Said John: “The Football Echo has been part of the fabric of sporting life in Sunderland for over a century.
“It has followed the fortunes of Sunderland AFC through many highs and lows – from being League champions twice and FA Cup winners twice, to the club’s first relegation in 1958. That ended a 68-year stay in the top division – and the Football Echo went white with shock!
“It is still a great paper that we are very proud of. However, technology has moved on, match times have as well with around half of Sunderland’s games not being at 3pm on a Saturday afternoon – and so we have to move on too.
“We hope that moving online, giving it more immediacy after games, ability to update it at a moment’s notice, and making it free, will open the Football Echo up to a much wider audience.
“We are drawing up plans to make the final print version of the Football Echo a great keepsake for fans – aiming to go out with a bang, not a whimper, to mark its place in the city’s sporting history.
“We want fans to send us their favourite memories of the Football Echo, tell us how it played a part in their lives and help us to celebrate a great publication.”
The Echo is the latest of several sports titles to cease print publication over recent years although others have reappeared after breaks in publication.
Sheffield Star’s The Green ‘Un also went online only this year after 106 years, but fellow Johnston Press title The News, Portsmouth, brought back its Sports Mail supplement nine months after scrapping it after an “outpouring of emotion” from readers.
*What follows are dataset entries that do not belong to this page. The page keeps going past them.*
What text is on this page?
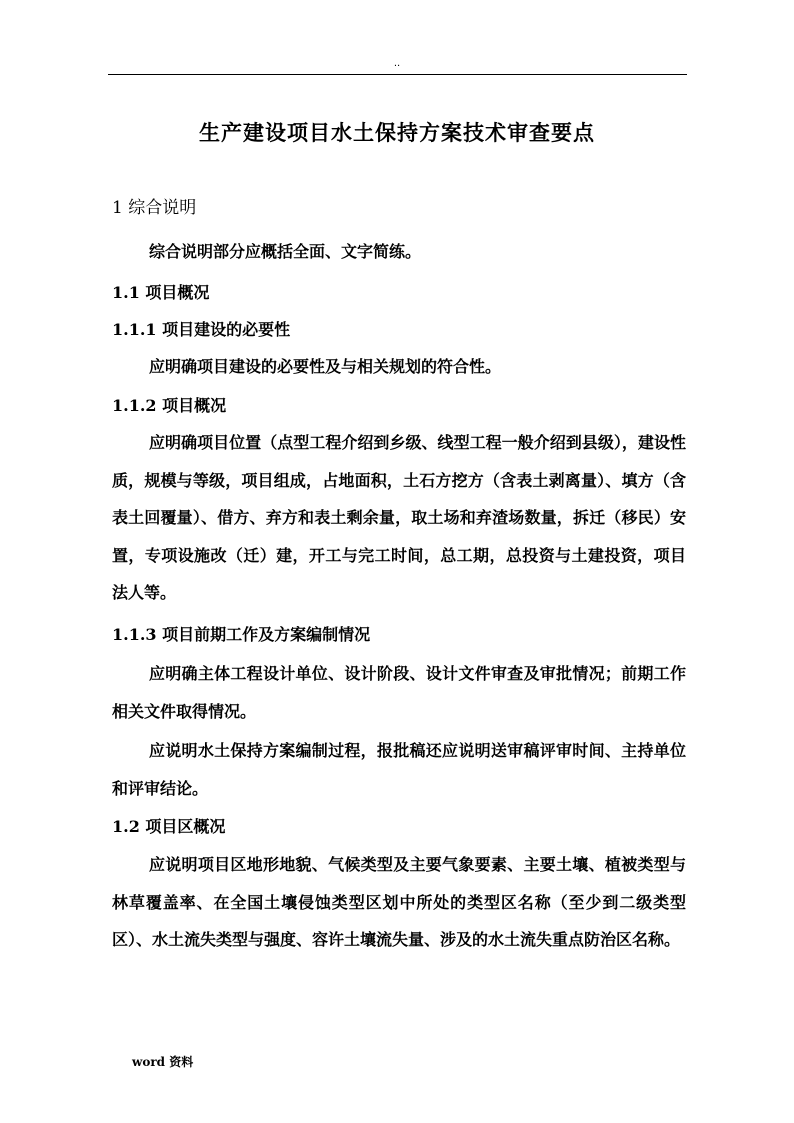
..
生产建设项目水土保持方案技术审查要点
1 综合说明
综合说明部分应概括全面、文字简练。
1.1 项目概况
1.1.1 项目建设的必要性
应明确项目建设的必要性及与相关规划的符合性。
1.1.2 项目概况

应明确项目位置（点型工程介绍到乡级、线型工程一般介绍到县级），建设性质，规模与等级，项目组成，占地面积，土石方挖方（含表土剥离量）、填方（含表土回覆量）、借方、弃方和表土剩余量，取土场和弃渣场数量，拆迁（移民）安置，专项设施改（迁）建，开工与完工时间，总工期，总投资与土建投资，项目法人等。

1.1.3 项目前期工作及方案编制情况

应明确主体工程设计单位、设计阶段、设计文件审查及审批情况；前期工作相关文件取得情况。

应说明水土保持方案编制过程，报批稿还应说明送审稿评审时间、主持单位和评审结论。

1.2 项目区概况

应说明项目区地形地貌、气候类型及主要气象要素、主要土壤、植被类型与林草覆盖率、在全国土壤侵蚀类型区划中所处的类型区名称（至少到二级类型区）、水土流失类型与强度、容许土壤流失量、涉及的水土流失重点防治区名称。

word 资料
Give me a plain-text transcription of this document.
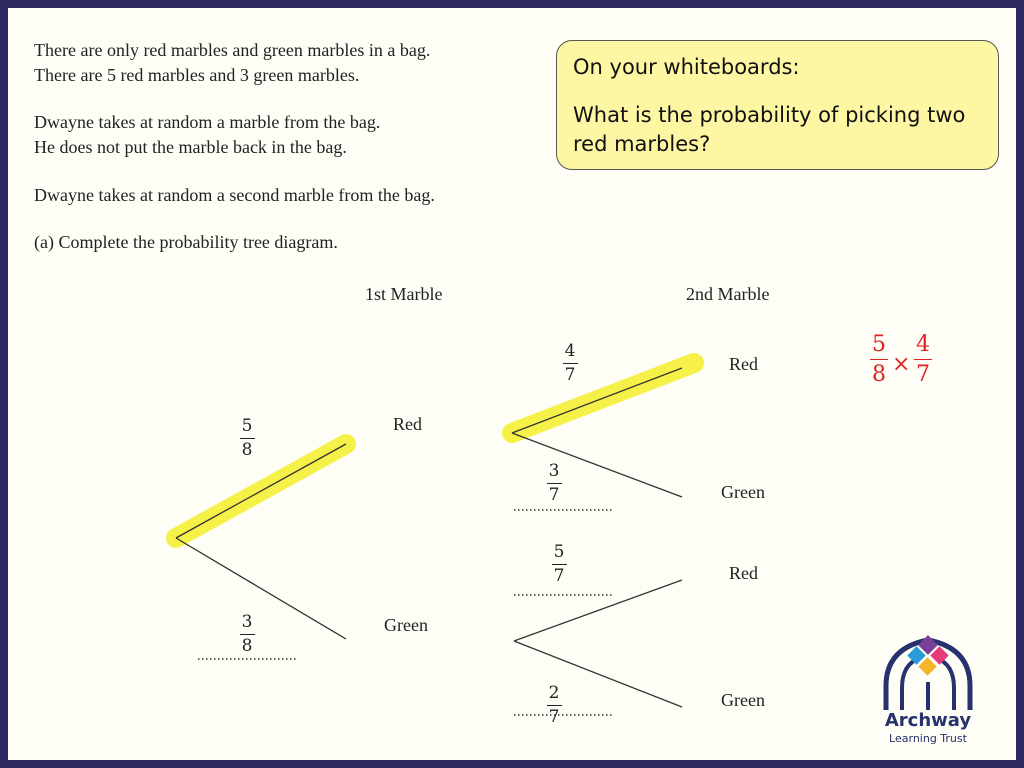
There are only red marbles and green marbles in a bag.

There are 5 red marbles and 3 green marbles.

Dwayne takes at random a marble from the bag.

He does not put the marble back in the bag.

Dwayne takes at random a second marble from the bag.

(a) Complete the probability tree diagram.

On your whiteboards:
What is the probability of picking two red marbles?
1st Marble	2nd Marble
Red
Green
Red
Green
Red
Green
5
8
3
8
4
7
3
7
5
7
2
7
5
8 ×
4
7
Archway
Learning Trust
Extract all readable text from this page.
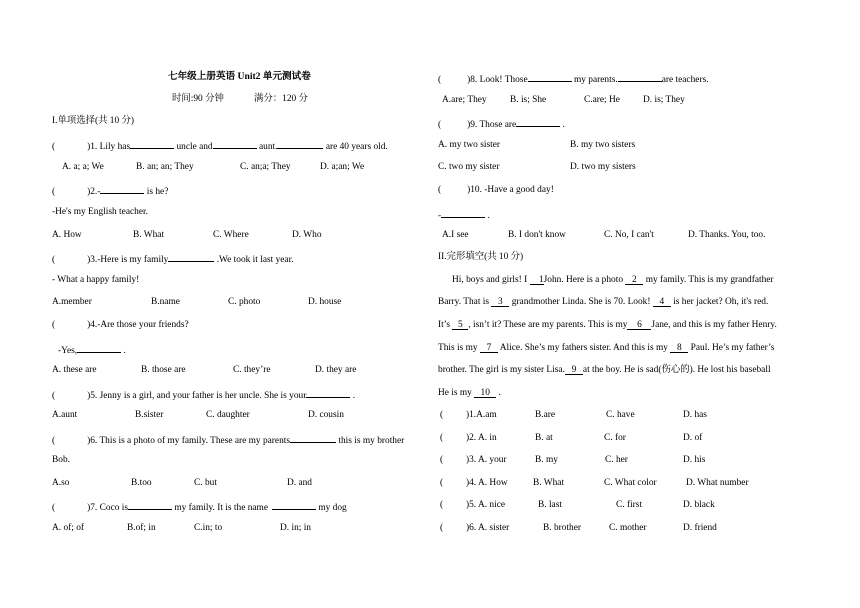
七年级上册英语 Unit2 单元测试卷
时间:90 分钟	满分：120 分
I.单项选择(共 10 分)
(	)1. Lily has	uncle and	aunt.	are 40 years old.
A. a; a; We	B. an; an; They	C. an;a; They	D. a;an; We
(	)2.-	is he?
-He's my English teacher.
A. How	B. What	C. Where	D. Who
(	)3.-Here is my family	.We took it last year.
- What a happy family!
A.member	B.name	C. photo	D. house
(	)4.-Are those your friends?
-Yes,	.
A. these are	B. those are	C. they’re	D. they are
(	)5. Jenny is a girl, and your father is her uncle. She is your	.
A.aunt	B.sister	C. daughter	D. cousin
(	)6. This is a photo of my family. These are my parents	this is my brother
Bob.
A.so	B.too	C. but	D. and
(	)7. Coco is	my family. It is the name	my dog
A. of; of	B.of; in	C.in; to	D. in; in
(	)8. Look! Those	my parents.	are teachers.
A.are; They B. is; She	C.are; He D. is; They
(	)9. Those are	.
A. my two sister	B. my two sisters
C. two my sister	D. two my sisters
(	)10. -Have a good day!
-	.
A.I see	B. I don't know	C. No, I can't	D. Thanks. You, too.
II.完形填空(共 10 分)
Hi, boys and girls! I 1John. Here is a photo 2 my family. This is my grandfather
Barry. That is 3 grandmother Linda. She is 70. Look! 4 is her jacket? Oh, it's red.
It’s 5 , isn’t it? These are my parents. This is my 6 Jane, and this is my father Henry.
This is my 7 Alice. She’s my fathers sister. And this is my 8 Paul. He’s my father’s
brother. The girl is my sister Lisa. 9 at the boy. He is sad(伤心的). He lost his baseball
He is my 10 .
( )1.A.am	B.are	C. have	D. has
( )2. A. in	B. at	C. for	D. of
( )3. A. your	B. my	C. her	D. his
( )4. A. How	B. What	C. What color	D. What number
( )5. A. nice	B. last	C. first	D. black
( )6. A. sister	B. brother	C. mother	D. friend
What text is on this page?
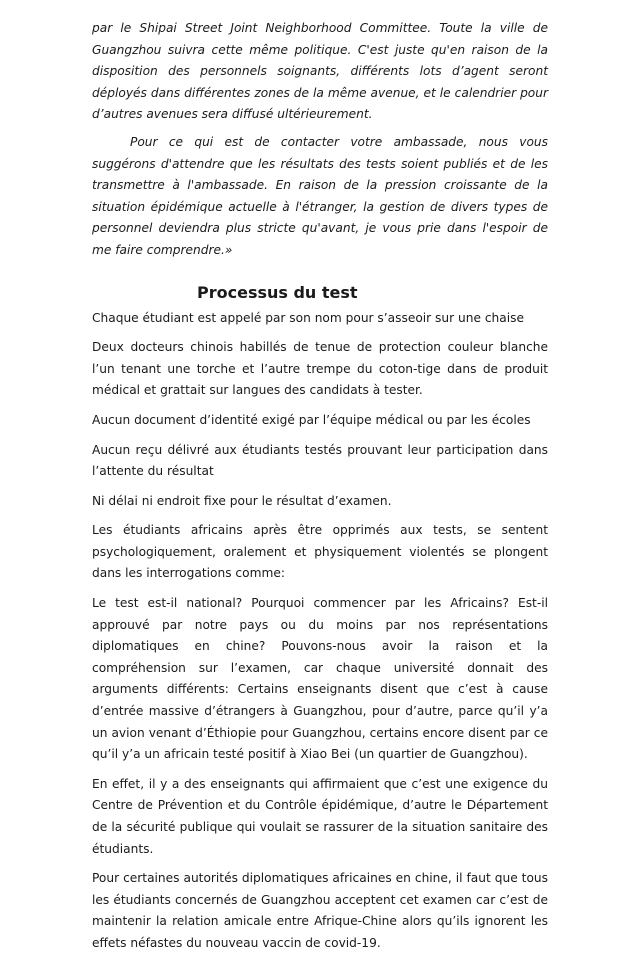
par le Shipai Street Joint Neighborhood Committee. Toute la ville de Guangzhou suivra cette même politique. C'est juste qu'en raison de la disposition des personnels soignants, différents lots d’agent seront déployés dans différentes zones de la même avenue, et le calendrier pour d’autres avenues sera diffusé ultérieurement.

Pour ce qui est de contacter votre ambassade, nous vous suggérons d'attendre que les résultats des tests soient publiés et de les transmettre à l'ambassade. En raison de la pression croissante de la situation épidémique actuelle à l'étranger, la gestion de divers types de personnel deviendra plus stricte qu'avant, je vous prie dans l'espoir de me faire comprendre.»

Processus du test

Chaque étudiant est appelé par son nom pour s’asseoir sur une chaise

Deux docteurs chinois habillés de tenue de protection couleur blanche l’un tenant une torche et l’autre trempe du coton-tige dans de produit médical et grattait sur langues des candidats à tester.

Aucun document d’identité exigé par l’équipe médical ou par les écoles

Aucun reçu délivré aux étudiants testés prouvant leur participation dans l’attente du résultat

Ni délai ni endroit fixe pour le résultat d’examen.

Les étudiants africains après être opprimés aux tests, se sentent psychologiquement, oralement et physiquement violentés se plongent dans les interrogations comme:

Le test est-il national? Pourquoi commencer par les Africains? Est-il approuvé par notre pays ou du moins par nos représentations diplomatiques en chine? Pouvons-nous avoir la raison et la compréhension sur l’examen, car chaque université donnait des arguments différents: Certains enseignants disent que c’est à cause d’entrée massive d’étrangers à Guangzhou, pour d’autre, parce qu’il y’a un avion venant d’Éthiopie pour Guangzhou, certains encore disent par ce qu’il y’a un africain testé positif à Xiao Bei (un quartier de Guangzhou).

En effet, il y a des enseignants qui affirmaient que c’est une exigence du Centre de Prévention et du Contrôle épidémique, d’autre le Département de la sécurité publique qui voulait se rassurer de la situation sanitaire des étudiants.

Pour certaines autorités diplomatiques africaines en chine, il faut que tous les étudiants concernés de Guangzhou acceptent cet examen car c’est de maintenir la relation amicale entre Afrique-Chine alors qu’ils ignorent les effets néfastes du nouveau vaccin de covid-19.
The Aberdeen Evening Express also recently brought back its Green Final as a weekly insert inside each Monday’s edition of the paper, ten years after it was last published as a standalone publication.
Middlesborough’s Evening Gazette introduced a new pull-out entitled Boro Live at the start of the new football season in August while The Citizen, Gloucester and the Gloucester Echo launched a 16-page Pink ‘Un in October.